Saab files for bankruptcy protection

  • Company seeks to protect itself from creditors
  • Owner General Motors still wants to sell it
  • Swedish Government attacks GM's approach
Car maker Saab has filed for bankruptcy protection.

The company is owned by embattled US car giant General Motors, and is seeking to safeguard its assets from creditors while it undergoes restructuring.

GM has been trying to sell Saab for some time, and it is hoped the bankruptcy protection proceedings will help the process by giving it time to reorganise its structure.

'We explored and will continue to explore all available options for funding and/or selling Saab,' Jan-Ake Jonsson, the managing director, said.

'It was determined a formal reorganisation would be the best way to create a truly independent entity that is ready for investment.'

Saab said that it would seek funding for the company from both public and private sources during the reorganisation process.

Yesterday it was reported that General Motors was prepared to pump $400 million (£280 million) into Saab to help Saab become profitable if the Swedish Government agreed to match its stake.

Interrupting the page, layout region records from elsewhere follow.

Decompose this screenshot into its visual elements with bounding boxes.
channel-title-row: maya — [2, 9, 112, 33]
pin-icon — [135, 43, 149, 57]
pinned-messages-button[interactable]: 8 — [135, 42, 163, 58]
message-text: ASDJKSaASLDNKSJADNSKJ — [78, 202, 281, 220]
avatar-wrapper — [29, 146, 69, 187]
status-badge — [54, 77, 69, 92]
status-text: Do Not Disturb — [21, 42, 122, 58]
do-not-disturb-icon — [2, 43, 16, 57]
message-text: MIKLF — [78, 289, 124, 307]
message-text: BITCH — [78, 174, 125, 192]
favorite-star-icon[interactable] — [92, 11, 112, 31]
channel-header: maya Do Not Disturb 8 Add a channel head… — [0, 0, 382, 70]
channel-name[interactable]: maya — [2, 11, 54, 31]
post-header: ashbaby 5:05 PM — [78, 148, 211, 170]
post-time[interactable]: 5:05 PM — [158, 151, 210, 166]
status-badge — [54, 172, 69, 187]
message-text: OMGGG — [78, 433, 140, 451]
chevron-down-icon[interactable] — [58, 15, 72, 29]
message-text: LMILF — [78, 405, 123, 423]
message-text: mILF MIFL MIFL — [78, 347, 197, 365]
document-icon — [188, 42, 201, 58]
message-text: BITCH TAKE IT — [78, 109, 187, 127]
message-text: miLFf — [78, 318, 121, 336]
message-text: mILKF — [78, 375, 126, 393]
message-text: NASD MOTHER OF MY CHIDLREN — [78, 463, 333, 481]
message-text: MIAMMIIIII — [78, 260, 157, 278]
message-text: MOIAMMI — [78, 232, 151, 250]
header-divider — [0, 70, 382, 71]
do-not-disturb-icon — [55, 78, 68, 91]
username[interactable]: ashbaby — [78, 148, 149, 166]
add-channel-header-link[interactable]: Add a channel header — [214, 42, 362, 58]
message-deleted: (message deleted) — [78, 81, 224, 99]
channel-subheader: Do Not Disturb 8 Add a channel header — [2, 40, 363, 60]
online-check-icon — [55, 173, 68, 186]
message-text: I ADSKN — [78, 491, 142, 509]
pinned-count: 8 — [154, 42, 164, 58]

However, on Wednesday the Swedish Government ruled out owning car makers or their factories - accusing GM of shirking its responsibility as an owner.

'The Swedish state is not prepared to own car factories,' Maud Olofsson, the enterprise minister, said. 'We are very disappointed in General Motors. We are not prepared to risk taxpayers' money; this is not a game of Monopoly.'

Saab employs 4100 workers in Sweden, with another 10,000 jobs linked to sub-contractors, making it an industrial powerhouse in a country with a population of 9 million people.